The negative effect of glucose on lipase production mentioned by Obradors et al. (1993) was also verified in the current study, but was in contrast with the results of Song et al. (2001).
It was determined that the optimum temperature for lipase activity was 30°C, which was consistent with some results (Benjamin and Pandey, 1997; Dalmau et al., 1998; Sanchez et al., 1999; Dalmau et al., 2000; Song et al., 2001; Wei et al., 2004). The optimum pH was 7, but Wei et al. (2004), Song et al. (2001), Dalmau et al. (2000), Sanchez et al. (1999) and Lakshmi et al. (1999) have not used this pH. Tan et al. (2003) was the only researcher who previously optimized pH for lipase activity and reported pH 7 as the optimum value, which is consistent with the current study. Tan et al. (2003) only studied pH values with 1 unit difference, but in this work pH was optimized changing the values by 0.5 unit steps, which seems to be more accurate.

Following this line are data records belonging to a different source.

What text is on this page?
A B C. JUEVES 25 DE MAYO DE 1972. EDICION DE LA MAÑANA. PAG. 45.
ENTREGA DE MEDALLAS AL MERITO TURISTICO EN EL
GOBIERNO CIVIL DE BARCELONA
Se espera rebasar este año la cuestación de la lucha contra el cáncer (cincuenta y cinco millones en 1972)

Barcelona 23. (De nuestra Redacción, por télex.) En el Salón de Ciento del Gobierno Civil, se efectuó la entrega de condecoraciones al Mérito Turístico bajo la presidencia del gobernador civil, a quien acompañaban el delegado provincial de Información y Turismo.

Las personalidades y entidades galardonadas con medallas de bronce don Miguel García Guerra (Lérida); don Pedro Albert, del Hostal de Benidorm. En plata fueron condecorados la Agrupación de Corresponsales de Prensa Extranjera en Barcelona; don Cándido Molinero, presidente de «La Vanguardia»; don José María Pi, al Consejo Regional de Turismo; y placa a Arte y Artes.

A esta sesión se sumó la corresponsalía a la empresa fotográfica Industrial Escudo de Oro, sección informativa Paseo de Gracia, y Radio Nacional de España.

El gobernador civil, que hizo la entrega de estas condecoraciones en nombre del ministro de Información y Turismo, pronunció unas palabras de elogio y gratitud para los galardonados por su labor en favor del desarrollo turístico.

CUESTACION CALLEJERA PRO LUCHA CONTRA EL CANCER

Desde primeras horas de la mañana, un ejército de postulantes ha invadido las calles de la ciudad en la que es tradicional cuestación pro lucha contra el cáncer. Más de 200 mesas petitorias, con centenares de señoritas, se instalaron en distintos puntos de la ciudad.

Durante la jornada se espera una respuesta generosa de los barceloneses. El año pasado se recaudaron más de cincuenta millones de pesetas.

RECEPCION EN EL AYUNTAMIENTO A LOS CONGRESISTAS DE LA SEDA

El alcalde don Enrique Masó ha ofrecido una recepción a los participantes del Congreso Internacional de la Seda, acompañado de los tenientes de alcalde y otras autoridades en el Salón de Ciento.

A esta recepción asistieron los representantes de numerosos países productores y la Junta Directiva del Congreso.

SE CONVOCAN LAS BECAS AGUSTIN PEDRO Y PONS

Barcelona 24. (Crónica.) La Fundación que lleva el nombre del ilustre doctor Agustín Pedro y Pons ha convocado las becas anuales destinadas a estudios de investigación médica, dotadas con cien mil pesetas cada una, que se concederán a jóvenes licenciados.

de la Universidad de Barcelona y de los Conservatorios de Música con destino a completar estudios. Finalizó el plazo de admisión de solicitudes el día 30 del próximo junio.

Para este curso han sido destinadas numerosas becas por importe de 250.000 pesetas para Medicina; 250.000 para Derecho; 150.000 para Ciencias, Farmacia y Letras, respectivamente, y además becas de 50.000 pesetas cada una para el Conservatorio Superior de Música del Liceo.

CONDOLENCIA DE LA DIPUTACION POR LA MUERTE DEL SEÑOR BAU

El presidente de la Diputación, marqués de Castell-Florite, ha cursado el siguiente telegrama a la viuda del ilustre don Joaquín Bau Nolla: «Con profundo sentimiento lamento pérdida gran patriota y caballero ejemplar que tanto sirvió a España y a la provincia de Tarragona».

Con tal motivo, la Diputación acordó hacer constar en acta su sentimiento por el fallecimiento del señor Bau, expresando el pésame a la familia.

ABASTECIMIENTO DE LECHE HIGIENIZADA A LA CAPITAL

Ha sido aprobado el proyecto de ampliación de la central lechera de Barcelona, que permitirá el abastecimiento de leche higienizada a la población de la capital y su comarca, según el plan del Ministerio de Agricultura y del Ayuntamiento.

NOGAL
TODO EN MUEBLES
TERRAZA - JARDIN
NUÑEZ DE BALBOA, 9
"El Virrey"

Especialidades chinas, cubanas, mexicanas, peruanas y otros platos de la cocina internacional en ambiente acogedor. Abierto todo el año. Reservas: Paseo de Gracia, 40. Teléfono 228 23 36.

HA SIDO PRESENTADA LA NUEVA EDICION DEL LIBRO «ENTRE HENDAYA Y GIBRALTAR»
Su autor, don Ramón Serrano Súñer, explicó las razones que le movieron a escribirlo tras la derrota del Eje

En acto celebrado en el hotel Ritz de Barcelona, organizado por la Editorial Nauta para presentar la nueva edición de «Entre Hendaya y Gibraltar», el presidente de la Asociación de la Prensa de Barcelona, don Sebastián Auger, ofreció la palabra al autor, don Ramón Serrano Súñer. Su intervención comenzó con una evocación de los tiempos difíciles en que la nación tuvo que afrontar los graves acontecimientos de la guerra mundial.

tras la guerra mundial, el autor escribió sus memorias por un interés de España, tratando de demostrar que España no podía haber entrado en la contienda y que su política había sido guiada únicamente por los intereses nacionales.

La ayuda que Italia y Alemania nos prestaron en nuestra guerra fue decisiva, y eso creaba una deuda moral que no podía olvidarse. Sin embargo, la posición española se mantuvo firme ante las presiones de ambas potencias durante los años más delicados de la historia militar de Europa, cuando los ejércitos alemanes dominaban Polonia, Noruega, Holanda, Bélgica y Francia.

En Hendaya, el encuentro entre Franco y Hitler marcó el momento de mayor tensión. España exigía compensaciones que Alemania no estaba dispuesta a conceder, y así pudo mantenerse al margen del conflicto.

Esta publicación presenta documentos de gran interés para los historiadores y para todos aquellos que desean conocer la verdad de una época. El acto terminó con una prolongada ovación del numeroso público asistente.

Two steps which was seen in the growth curve as well as esterase activity, might be due to switch from low amounts of the carbon sources in yeast extract at early stages to oleic acid and glyceril trioleate, which are metabolized more slowly.
It was shown that 24 h after the start of C. rugosa growth is the optimum time to extract esterase from the culture. Lakshmi et al. (1999) had reported that the maximum productivity of lipase production was obtained within 48 h. But, the results of current study and Lotti et al. (1998) showed that the maximum yield was obtained earlier due to difference in the media composition. It might be concluded that the latter media are better considering productivity.

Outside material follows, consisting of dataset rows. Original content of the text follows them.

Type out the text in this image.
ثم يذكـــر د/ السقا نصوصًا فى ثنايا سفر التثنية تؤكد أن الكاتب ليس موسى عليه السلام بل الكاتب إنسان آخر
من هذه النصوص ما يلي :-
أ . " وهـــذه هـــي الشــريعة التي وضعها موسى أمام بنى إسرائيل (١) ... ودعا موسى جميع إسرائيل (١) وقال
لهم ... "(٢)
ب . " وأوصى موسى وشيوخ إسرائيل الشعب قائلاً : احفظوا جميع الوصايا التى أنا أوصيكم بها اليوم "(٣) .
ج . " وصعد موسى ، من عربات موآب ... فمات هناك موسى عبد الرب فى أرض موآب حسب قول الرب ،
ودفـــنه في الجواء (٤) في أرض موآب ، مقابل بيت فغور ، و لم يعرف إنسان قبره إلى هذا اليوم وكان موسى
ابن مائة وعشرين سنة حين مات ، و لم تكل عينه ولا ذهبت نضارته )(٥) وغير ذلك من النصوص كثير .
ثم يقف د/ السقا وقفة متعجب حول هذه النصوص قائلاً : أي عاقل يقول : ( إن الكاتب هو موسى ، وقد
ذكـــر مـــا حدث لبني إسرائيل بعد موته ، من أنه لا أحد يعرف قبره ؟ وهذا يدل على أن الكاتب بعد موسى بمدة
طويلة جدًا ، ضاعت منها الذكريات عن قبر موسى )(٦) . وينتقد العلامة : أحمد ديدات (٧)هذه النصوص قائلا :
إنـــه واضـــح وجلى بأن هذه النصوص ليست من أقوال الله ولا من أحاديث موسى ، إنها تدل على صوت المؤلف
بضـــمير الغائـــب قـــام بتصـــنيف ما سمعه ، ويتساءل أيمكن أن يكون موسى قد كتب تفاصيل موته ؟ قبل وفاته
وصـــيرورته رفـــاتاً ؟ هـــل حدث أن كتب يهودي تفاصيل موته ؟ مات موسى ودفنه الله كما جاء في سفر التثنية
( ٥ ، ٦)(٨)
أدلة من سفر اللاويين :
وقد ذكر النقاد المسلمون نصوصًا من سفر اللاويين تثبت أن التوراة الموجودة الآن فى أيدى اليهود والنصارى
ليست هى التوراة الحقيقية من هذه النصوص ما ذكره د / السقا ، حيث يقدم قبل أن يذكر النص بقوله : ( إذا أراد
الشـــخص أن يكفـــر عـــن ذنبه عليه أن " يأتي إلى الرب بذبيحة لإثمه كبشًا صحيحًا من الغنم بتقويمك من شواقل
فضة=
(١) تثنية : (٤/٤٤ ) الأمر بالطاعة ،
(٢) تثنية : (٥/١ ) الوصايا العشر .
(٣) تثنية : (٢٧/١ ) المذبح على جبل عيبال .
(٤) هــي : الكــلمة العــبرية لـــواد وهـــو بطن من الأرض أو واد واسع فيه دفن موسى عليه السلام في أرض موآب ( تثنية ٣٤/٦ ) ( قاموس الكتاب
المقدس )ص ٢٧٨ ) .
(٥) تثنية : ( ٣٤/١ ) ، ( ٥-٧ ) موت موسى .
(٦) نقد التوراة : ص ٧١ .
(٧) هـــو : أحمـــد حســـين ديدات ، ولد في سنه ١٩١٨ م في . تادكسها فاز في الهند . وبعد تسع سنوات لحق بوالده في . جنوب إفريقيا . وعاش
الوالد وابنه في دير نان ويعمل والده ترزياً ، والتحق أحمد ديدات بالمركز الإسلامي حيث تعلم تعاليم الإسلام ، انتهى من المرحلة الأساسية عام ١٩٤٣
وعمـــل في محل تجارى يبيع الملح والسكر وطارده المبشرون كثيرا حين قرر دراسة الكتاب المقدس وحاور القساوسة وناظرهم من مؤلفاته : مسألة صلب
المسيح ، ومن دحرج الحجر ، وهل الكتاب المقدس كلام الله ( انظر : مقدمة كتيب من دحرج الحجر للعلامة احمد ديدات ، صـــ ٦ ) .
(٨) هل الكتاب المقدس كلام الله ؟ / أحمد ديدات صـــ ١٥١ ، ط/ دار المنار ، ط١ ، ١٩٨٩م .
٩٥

The ratio of internal to external activity was increased between hours 0-24 about 2 times, which supports hypothesis of Lotti et al. (1998), saying during batch growth in media producing high amounts of lipase, the synthesis of lipase becomes faster than its transport, causing intracellular accumulation.
CONCLUSION
The culture medium was optimized using a fraction of factorial design method, Taguchi. Temperature and pH of the culture was also optimized using one factor at a time method. Using this combination and conditions, the activity of enzyme preparation was increased to 9 U mL-1, which was equivalent to 20611 U mL-1 of Sigma® lipase lipolytic activity, with a productivity of 0.362 U mL-1 h-1. After a semi-purification, in case of using appropriate substrates, this enzyme preparation can be considered as a potent biocatalyst for production of enantiopure pharmaceutical products. It might be concluded that 24 h after growth in the optimized medium at the optimized conditions, will be the optimum time to extract and purify the enzyme as a biocatalyst for esterase activity.
ACKNOWLEDGMENT
We wish to express our gratitude to Isfahan University of Medical Sciences for financial support of this study.